In those days, as the minister, we used to interact very often. One day, on the balcony of the flat I lived in at Vithalbhai Patel House, he was discussing opening a Bengal government cultural centre in Delhi and asked me if there was anybody competent to do this job. That is when I persuaded Safdar Hashmi, who was teaching at Srinagar University, in Uttarakhand to resign, come, and join to start such a centre. Safdar did a remarkable job, largely through Buddha da's appreciation and support, and among other activities, revived the work of an almost forgotten genius of Indian cinema, Ritwik Ghatak.
Finally, Buddha da assumed the chief ministership when one phase of economic development in Bengal was almost complete. Land reforms and Operation Barga were implemented with near success. This meant a tremendous boost to the production and surplus generated from agriculture. This vastly improved the nutritional and health status of rural Bengal and liberated the rural youth from agricultural bondage. This youth was now in search of employment, for which new opportunities had to be created. The only way was rapid industrialisation.
But the question was how this industrialisation should take place – with direct assistance from foreign capital, domestic monopoly capital, or developing cooperatives in agriculture and other production, and many such alternatives were discussed. This was a period of China's phenomenal growth under Deng Xiaoping's reforms, and this was a time when big sections of foreign capital and domestic monopoly capital were looking for investment opportunities for their profit maximisation. Many proposals were considered from various countries and South-east Asia. Then an offer for a car factory from Tata emerged. This was seen as a practical and effective path towards industrialisation.

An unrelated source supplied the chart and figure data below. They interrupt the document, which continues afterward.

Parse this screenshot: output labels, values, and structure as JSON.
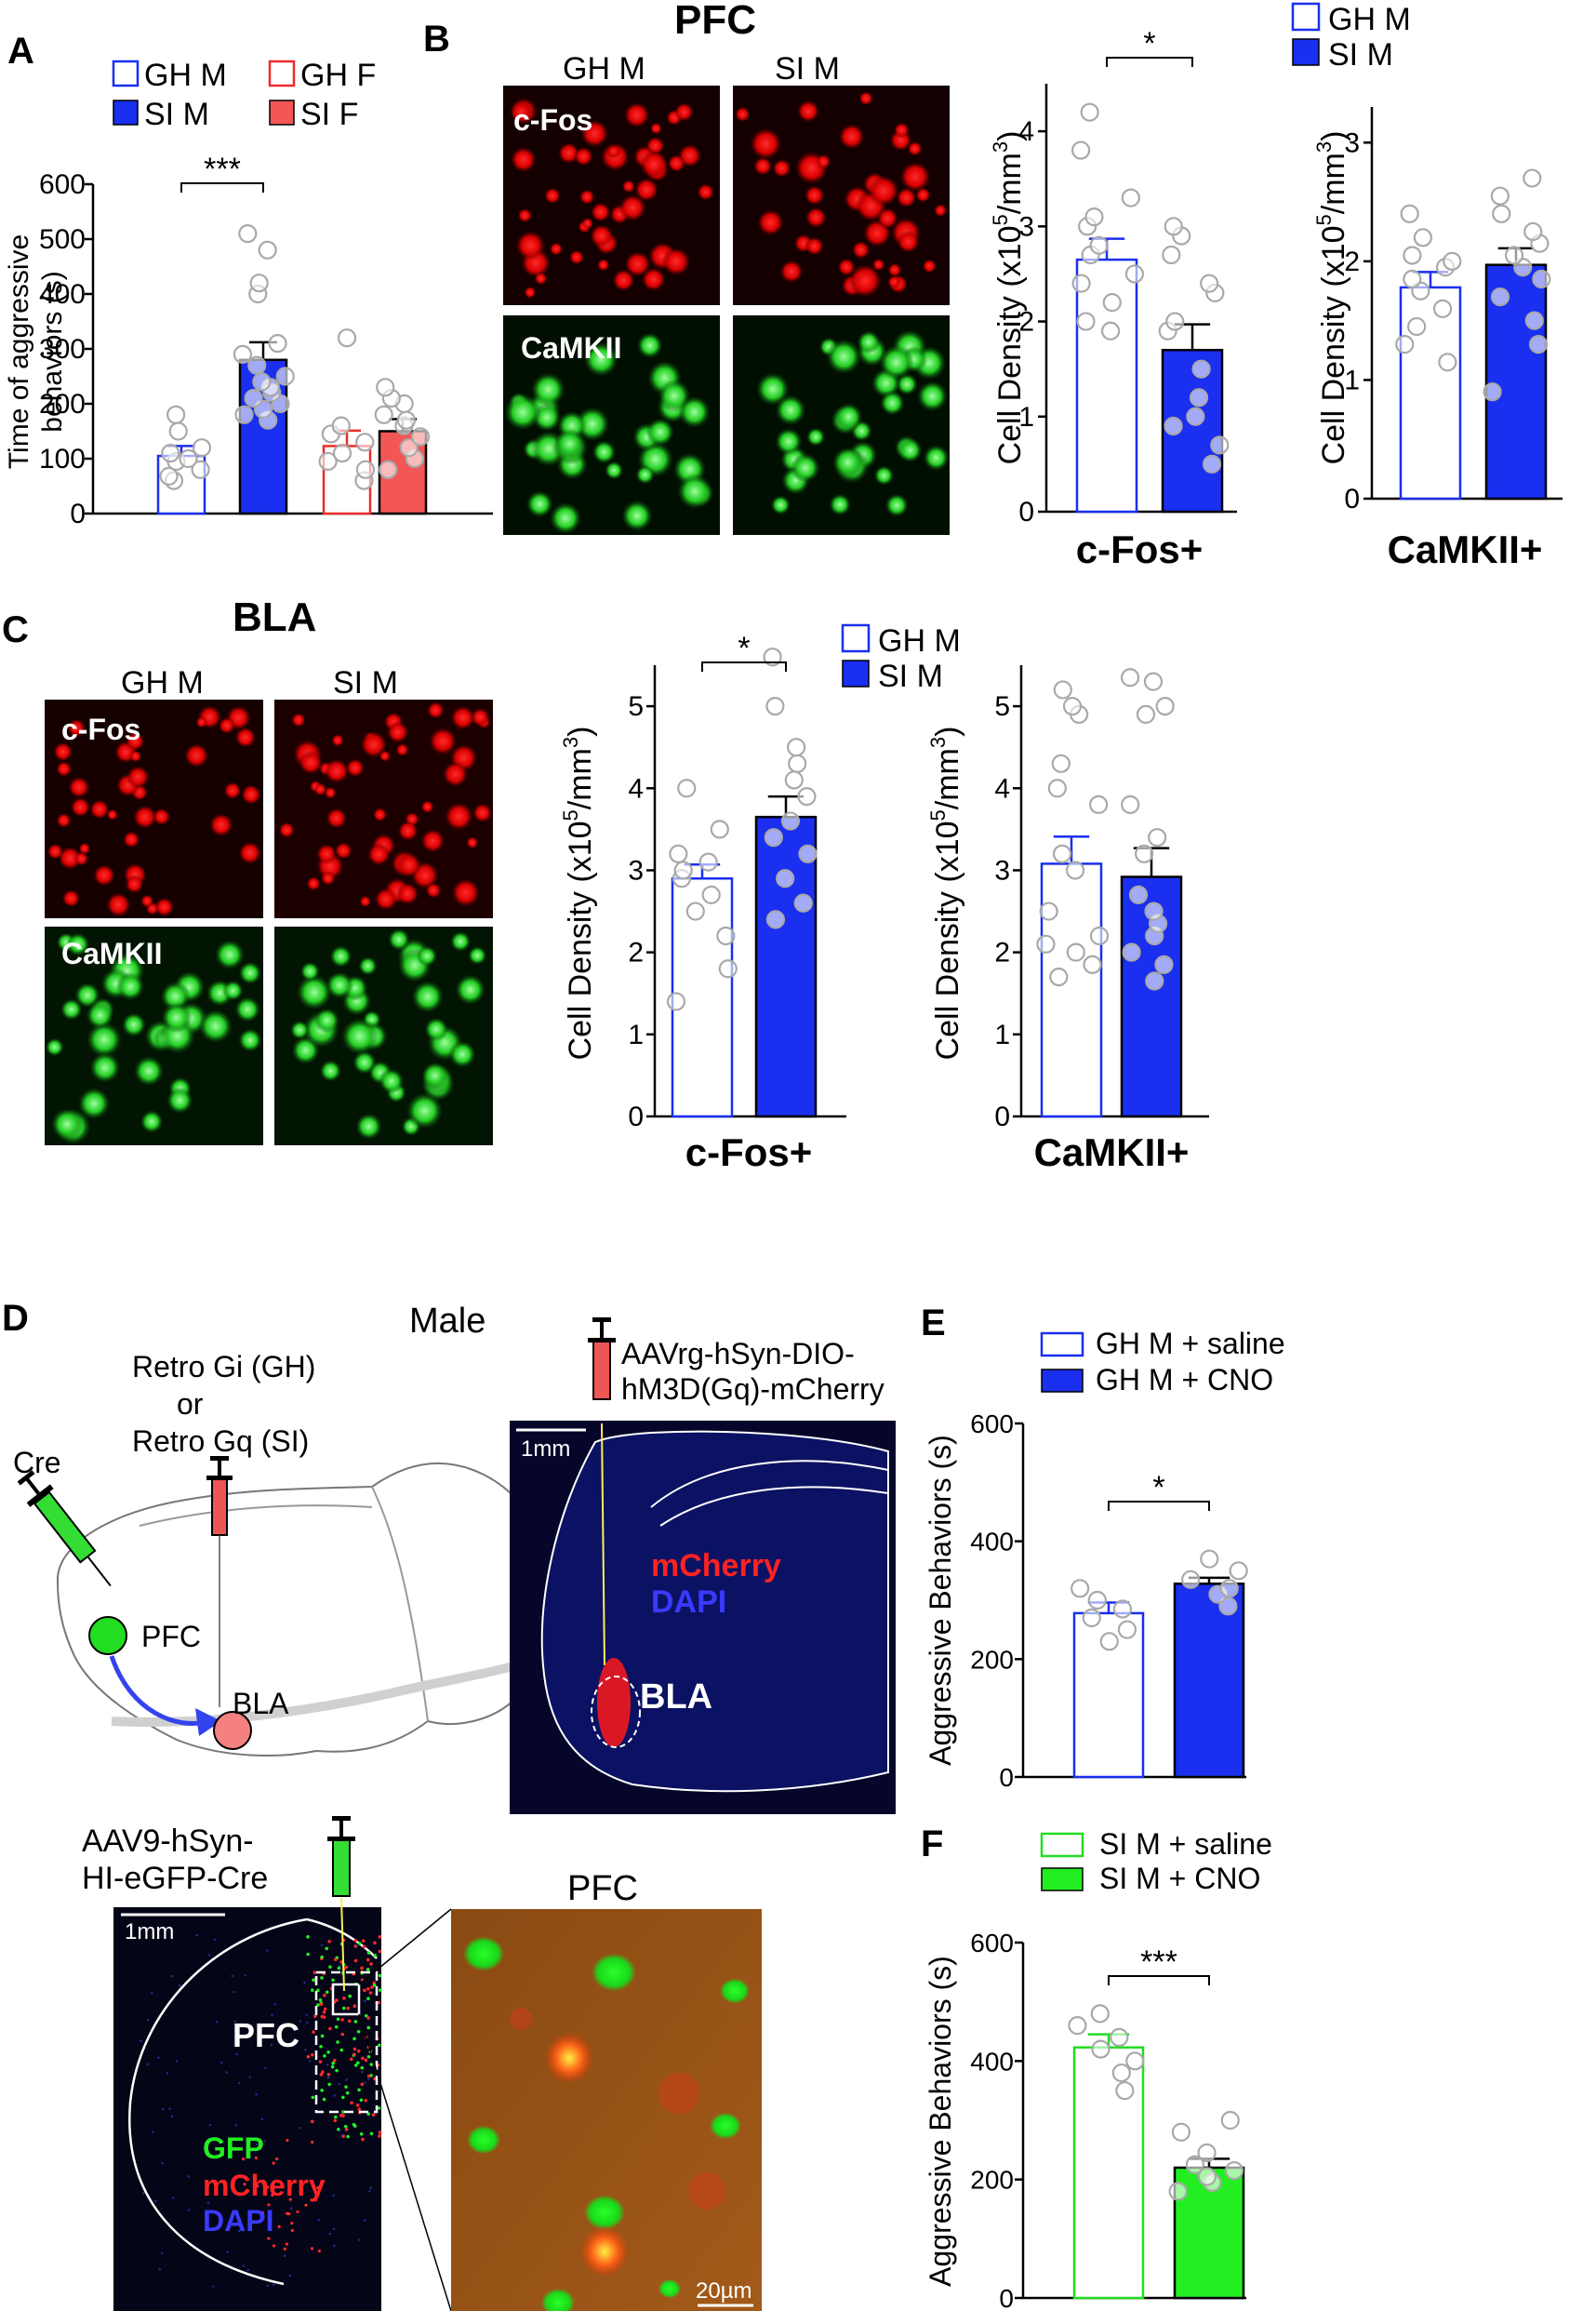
{
  "colors": {
    "gh": "#1a2ff0",
    "si": "#1a2ff0",
    "ghf": "#ee2b2b",
    "sif": "#f25656",
    "dot": "#a9a9a9",
    "green": "#22dd22",
    "red": "#ee1111",
    "blue": "#3333ff"
  },
  "panels": {
    "A": "A",
    "B": "B",
    "C": "C",
    "D": "D",
    "E": "E",
    "F": "F"
  },
  "sig": {
    "a": "***",
    "b": "*",
    "c": "*",
    "e": "*",
    "f": "***"
  },
  "micro": {
    "pfc_title": "PFC",
    "bla_title": "BLA",
    "col_gh": "GH M",
    "col_si": "SI M",
    "row_cfos": "c-Fos",
    "row_camk": "CaMKII"
  },
  "diagram": {
    "cre": "Cre",
    "retro1": "Retro Gi (GH)",
    "retro2": "or",
    "retro3": "Retro Gq (SI)",
    "pfc": "PFC",
    "bla": "BLA",
    "male": "Male",
    "aav_rg1": "AAVrg-hSyn-DIO-",
    "aav_rg2": "hM3D(Gq)-mCherry",
    "scale1": "1mm",
    "mcherry": "mCherry",
    "dapi": "DAPI",
    "bla_label": "BLA",
    "aav9_1": "AAV9-hSyn-",
    "aav9_2": "HI-eGFP-Cre",
    "scale2": "1mm",
    "pfc_label": "PFC",
    "gfp": "GFP",
    "mcherry2": "mCherry",
    "dapi2": "DAPI",
    "zoom_title": "PFC",
    "scale3": "20µm"
  },
  "chart_data": [
    {
      "id": "A",
      "type": "bar",
      "categories": [
        "GH M",
        "SI M",
        "GH F",
        "SI F"
      ],
      "values": [
        105,
        280,
        123,
        150
      ],
      "errors": [
        18,
        32,
        28,
        22
      ],
      "points": [
        [
          60,
          68,
          80,
          95,
          100,
          110,
          120,
          150,
          180
        ],
        [
          170,
          180,
          190,
          200,
          210,
          220,
          230,
          240,
          250,
          270,
          290,
          310,
          400,
          420,
          480,
          510
        ],
        [
          60,
          80,
          95,
          110,
          130,
          145,
          160,
          320
        ],
        [
          80,
          100,
          120,
          140,
          160,
          170,
          180,
          200,
          210,
          230
        ]
      ],
      "legend": [
        "GH M",
        "SI M",
        "GH F",
        "SI F"
      ],
      "ylabel1": "Time of aggressive",
      "ylabel2": "behaviors (s)",
      "ylim": [
        0,
        600
      ],
      "yticks": [
        "0",
        "100",
        "200",
        "300",
        "400",
        "500",
        "600"
      ]
    },
    {
      "id": "B1",
      "type": "bar",
      "categories": [
        "GH M",
        "SI M"
      ],
      "values": [
        2.65,
        1.7
      ],
      "errors": [
        0.22,
        0.27
      ],
      "points": [
        [
          1.9,
          2.0,
          2.2,
          2.4,
          2.5,
          2.7,
          2.8,
          3.0,
          3.1,
          3.3,
          3.8,
          4.2
        ],
        [
          0.5,
          0.7,
          0.9,
          1.0,
          1.2,
          1.5,
          1.9,
          2.0,
          2.3,
          2.4,
          2.7,
          2.9,
          3.0
        ]
      ],
      "xlabel": "c-Fos+",
      "ylabel": "Cell Density (x10",
      "ylabel_sup": "5",
      "ylabel_unit": "/mm",
      "ylabel_sup2": "3",
      "ylabel_end": ")",
      "ylim": [
        0,
        4.5
      ],
      "yticks": [
        "0",
        "1",
        "2",
        "3",
        "4"
      ],
      "legend": [
        "GH M",
        "SI M"
      ]
    },
    {
      "id": "B2",
      "type": "bar",
      "categories": [
        "GH M",
        "SI M"
      ],
      "values": [
        1.78,
        1.97
      ],
      "errors": [
        0.13,
        0.14
      ],
      "points": [
        [
          1.15,
          1.3,
          1.45,
          1.6,
          1.75,
          1.85,
          1.95,
          2.0,
          2.05,
          2.2,
          2.4
        ],
        [
          0.9,
          1.3,
          1.5,
          1.7,
          1.85,
          1.95,
          2.05,
          2.15,
          2.25,
          2.4,
          2.55,
          2.7
        ]
      ],
      "xlabel": "CaMKII+",
      "ylabel": "Cell Density (x10",
      "ylabel_sup": "5",
      "ylabel_unit": "/mm",
      "ylabel_sup2": "3",
      "ylabel_end": ")",
      "ylim": [
        0,
        3.3
      ],
      "yticks": [
        "0",
        "1",
        "2",
        "3"
      ]
    },
    {
      "id": "C1",
      "type": "bar",
      "categories": [
        "GH M",
        "SI M"
      ],
      "values": [
        2.9,
        3.65
      ],
      "errors": [
        0.17,
        0.25
      ],
      "points": [
        [
          1.4,
          1.8,
          2.2,
          2.5,
          2.7,
          2.9,
          3.0,
          3.1,
          3.2,
          3.5,
          4.0
        ],
        [
          2.4,
          2.6,
          2.9,
          3.2,
          3.4,
          3.6,
          3.9,
          4.1,
          4.3,
          4.5,
          5.0,
          5.6
        ]
      ],
      "xlabel": "c-Fos+",
      "ylabel": "Cell Density (x10",
      "ylabel_sup": "5",
      "ylabel_unit": "/mm",
      "ylabel_sup2": "3",
      "ylabel_end": ")",
      "ylim": [
        0,
        5.5
      ],
      "yticks": [
        "0",
        "1",
        "2",
        "3",
        "4",
        "5"
      ],
      "legend": [
        "GH M",
        "SI M"
      ]
    },
    {
      "id": "C2",
      "type": "bar",
      "categories": [
        "GH M",
        "SI M"
      ],
      "values": [
        3.08,
        2.92
      ],
      "errors": [
        0.33,
        0.35
      ],
      "points": [
        [
          1.7,
          1.85,
          2.0,
          2.1,
          2.2,
          2.5,
          3.0,
          3.2,
          3.8,
          4.0,
          4.3,
          4.9,
          5.0,
          5.2
        ],
        [
          1.65,
          1.85,
          2.0,
          2.2,
          2.35,
          2.5,
          2.7,
          3.2,
          3.4,
          3.8,
          4.9,
          5.0,
          5.3,
          5.35
        ]
      ],
      "xlabel": "CaMKII+",
      "ylabel": "Cell Density (x10",
      "ylabel_sup": "5",
      "ylabel_unit": "/mm",
      "ylabel_sup2": "3",
      "ylabel_end": ")",
      "ylim": [
        0,
        5.5
      ],
      "yticks": [
        "0",
        "1",
        "2",
        "3",
        "4",
        "5"
      ]
    },
    {
      "id": "E",
      "type": "bar",
      "categories": [
        "GH M + saline",
        "GH M + CNO"
      ],
      "values": [
        278,
        328
      ],
      "errors": [
        18,
        10
      ],
      "points": [
        [
          230,
          250,
          270,
          285,
          300,
          320
        ],
        [
          290,
          310,
          320,
          335,
          350,
          370
        ]
      ],
      "ylabel": "Aggressive Behaviors (s)",
      "ylim": [
        0,
        600
      ],
      "yticks": [
        "0",
        "200",
        "400",
        "600"
      ],
      "legend": [
        "GH M + saline",
        "GH M + CNO"
      ]
    },
    {
      "id": "F",
      "type": "bar",
      "categories": [
        "SI M + saline",
        "SI M + CNO"
      ],
      "values": [
        423,
        220
      ],
      "errors": [
        22,
        15
      ],
      "points": [
        [
          350,
          380,
          400,
          420,
          440,
          460,
          480
        ],
        [
          180,
          195,
          205,
          215,
          225,
          245,
          280,
          300
        ]
      ],
      "ylabel": "Aggressive Behaviors (s)",
      "ylim": [
        0,
        600
      ],
      "yticks": [
        "0",
        "200",
        "400",
        "600"
      ],
      "legend": [
        "SI M + saline",
        "SI M + CNO"
      ]
    }
  ]
}
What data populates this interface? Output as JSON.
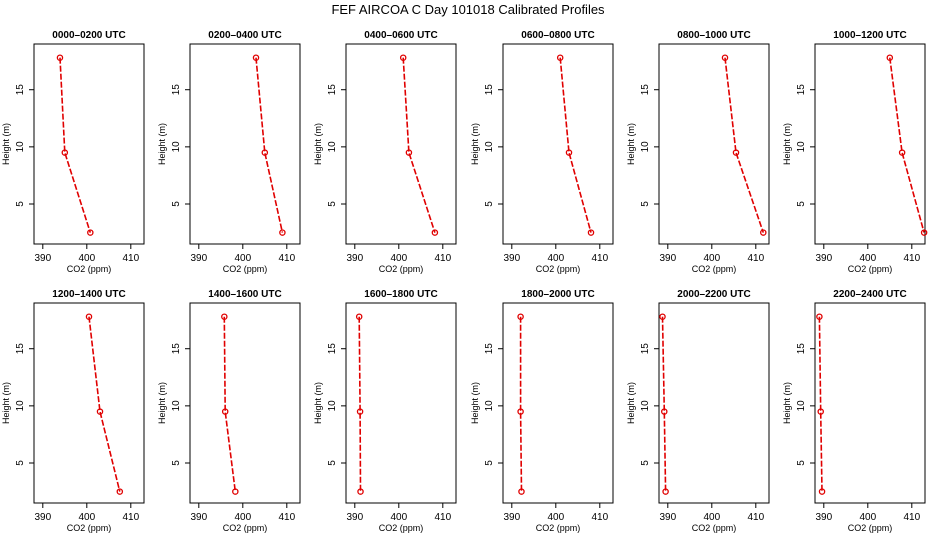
{
  "chart_data": {
    "type": "line",
    "title": "FEF AIRCOA C  Day 101018  Calibrated Profiles",
    "xlabel": "CO2 (ppm)",
    "ylabel": "Height (m)",
    "xlim": [
      388,
      413
    ],
    "ylim": [
      1.5,
      19
    ],
    "x_ticks": [
      390,
      400,
      410
    ],
    "y_ticks": [
      5,
      10,
      15
    ],
    "series_color": "#e00000",
    "panels": [
      {
        "title": "0000–0200 UTC",
        "points": [
          {
            "height": 17.8,
            "co2": 393.9
          },
          {
            "height": 9.5,
            "co2": 395.0
          },
          {
            "height": 2.5,
            "co2": 400.8
          }
        ]
      },
      {
        "title": "0200–0400 UTC",
        "points": [
          {
            "height": 17.8,
            "co2": 403.0
          },
          {
            "height": 9.5,
            "co2": 405.0
          },
          {
            "height": 2.5,
            "co2": 409.0
          }
        ]
      },
      {
        "title": "0400–0600 UTC",
        "points": [
          {
            "height": 17.8,
            "co2": 401.0
          },
          {
            "height": 9.5,
            "co2": 402.3
          },
          {
            "height": 2.5,
            "co2": 408.2
          }
        ]
      },
      {
        "title": "0600–0800 UTC",
        "points": [
          {
            "height": 17.8,
            "co2": 401.0
          },
          {
            "height": 9.5,
            "co2": 403.0
          },
          {
            "height": 2.5,
            "co2": 408.0
          }
        ]
      },
      {
        "title": "0800–1000 UTC",
        "points": [
          {
            "height": 17.8,
            "co2": 403.0
          },
          {
            "height": 9.5,
            "co2": 405.5
          },
          {
            "height": 2.5,
            "co2": 411.7
          }
        ]
      },
      {
        "title": "1000–1200 UTC",
        "points": [
          {
            "height": 17.8,
            "co2": 405.0
          },
          {
            "height": 9.5,
            "co2": 407.8
          },
          {
            "height": 2.5,
            "co2": 412.8
          }
        ]
      },
      {
        "title": "1200–1400 UTC",
        "points": [
          {
            "height": 17.8,
            "co2": 400.5
          },
          {
            "height": 9.5,
            "co2": 403.0
          },
          {
            "height": 2.5,
            "co2": 407.5
          }
        ]
      },
      {
        "title": "1400–1600 UTC",
        "points": [
          {
            "height": 17.8,
            "co2": 395.8
          },
          {
            "height": 9.5,
            "co2": 396.0
          },
          {
            "height": 2.5,
            "co2": 398.3
          }
        ]
      },
      {
        "title": "1600–1800 UTC",
        "points": [
          {
            "height": 17.8,
            "co2": 391.0
          },
          {
            "height": 9.5,
            "co2": 391.2
          },
          {
            "height": 2.5,
            "co2": 391.3
          }
        ]
      },
      {
        "title": "1800–2000 UTC",
        "points": [
          {
            "height": 17.8,
            "co2": 392.0
          },
          {
            "height": 9.5,
            "co2": 392.0
          },
          {
            "height": 2.5,
            "co2": 392.2
          }
        ]
      },
      {
        "title": "2000–2200 UTC",
        "points": [
          {
            "height": 17.8,
            "co2": 388.8
          },
          {
            "height": 9.5,
            "co2": 389.2
          },
          {
            "height": 2.5,
            "co2": 389.5
          }
        ]
      },
      {
        "title": "2200–2400 UTC",
        "points": [
          {
            "height": 17.8,
            "co2": 389.0
          },
          {
            "height": 9.5,
            "co2": 389.3
          },
          {
            "height": 2.5,
            "co2": 389.6
          }
        ]
      }
    ]
  }
}
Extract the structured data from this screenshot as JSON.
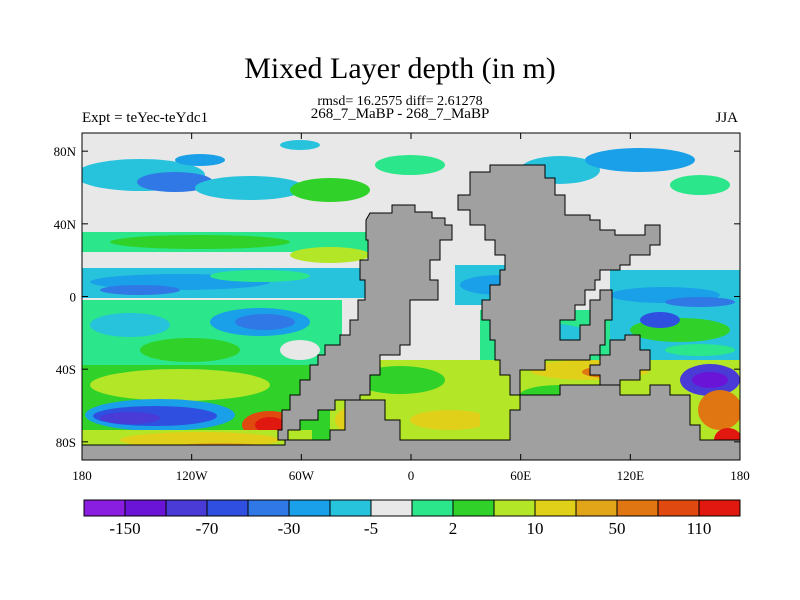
{
  "header": {
    "title": "Mixed Layer depth (in m)",
    "stats": "rmsd= 16.2575 diff= 2.61278",
    "subtitle": "268_7_MaBP - 268_7_MaBP",
    "experiment": "Expt = teYec-teYdc1",
    "season": "JJA"
  },
  "axes": {
    "y_ticks": [
      {
        "value": 80,
        "label": "80N"
      },
      {
        "value": 40,
        "label": "40N"
      },
      {
        "value": 0,
        "label": "0"
      },
      {
        "value": -40,
        "label": "40S"
      },
      {
        "value": -80,
        "label": "80S"
      }
    ],
    "x_ticks": [
      {
        "value": -180,
        "label": "180"
      },
      {
        "value": -120,
        "label": "120W"
      },
      {
        "value": -60,
        "label": "60W"
      },
      {
        "value": 0,
        "label": "0"
      },
      {
        "value": 60,
        "label": "60E"
      },
      {
        "value": 120,
        "label": "120E"
      },
      {
        "value": 180,
        "label": "180"
      }
    ],
    "lon_range": [
      -180,
      180
    ],
    "lat_range": [
      -90,
      90
    ]
  },
  "colorbar": {
    "colors": [
      "#8a1ee0",
      "#6a14d8",
      "#4a3ad6",
      "#2f4fe0",
      "#2f78e6",
      "#1aa0e8",
      "#27c3dc",
      "#e8e8e8",
      "#2be68a",
      "#30d22a",
      "#b4e628",
      "#e0d01a",
      "#e2a51a",
      "#e07612",
      "#e04a10",
      "#e01810"
    ],
    "labels": [
      "-150",
      "-70",
      "-30",
      "-5",
      "2",
      "10",
      "50",
      "110"
    ]
  },
  "map": {
    "land_color": "#a0a0a0",
    "ocean_background": "#e8e8e8"
  }
}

However, the circumstance in which the land acquisition for this project was undertaken in Singur and the fears of forcible land acquisition for industrialisation elsewhere, like in Nandigram, generated violent opposition. These fears of forcible acquisition had no basis in reality, but created discontent and deep alienation amongst the very same peasantry and rural masses who were the backbone of CPI(M)’s class and social base.
Such alienation was fully exploited by the TMC and former landlords whose land was taken over either through land reforms or Operation Barga, seeking to reclaim these lands through violent means. At the same time, with the developments of the Indo-US nuclear deal and the Left Parties' withdrawal of support to the UPA government at the centre, the Congress and the Trinamool Congress forged an electoral front. This was joined by all anti-Left forces, ranging from RSS to Maoist outfits. This grand alliance led to the end of Buddha da’s government and its mission.
That his vision was the need of the hour – to industrialise and absorb the Bengali youth, relatively better educated, in new jobs created is vindicated today. In the absence of such opportunities, amongst the largest number of migrant workers today are from Bengal.
Much more can be and must be written about these eleven years under Buddha da’s CMship. Much more can be written on every single aspect that he articulated here. But that will have to wait. As we bid farewell to Buddha da and salute him with our Lal Salam, we must note that the agenda he advanced for Bengal, particularly its youth, continues to remain more relevant today than it was in his time.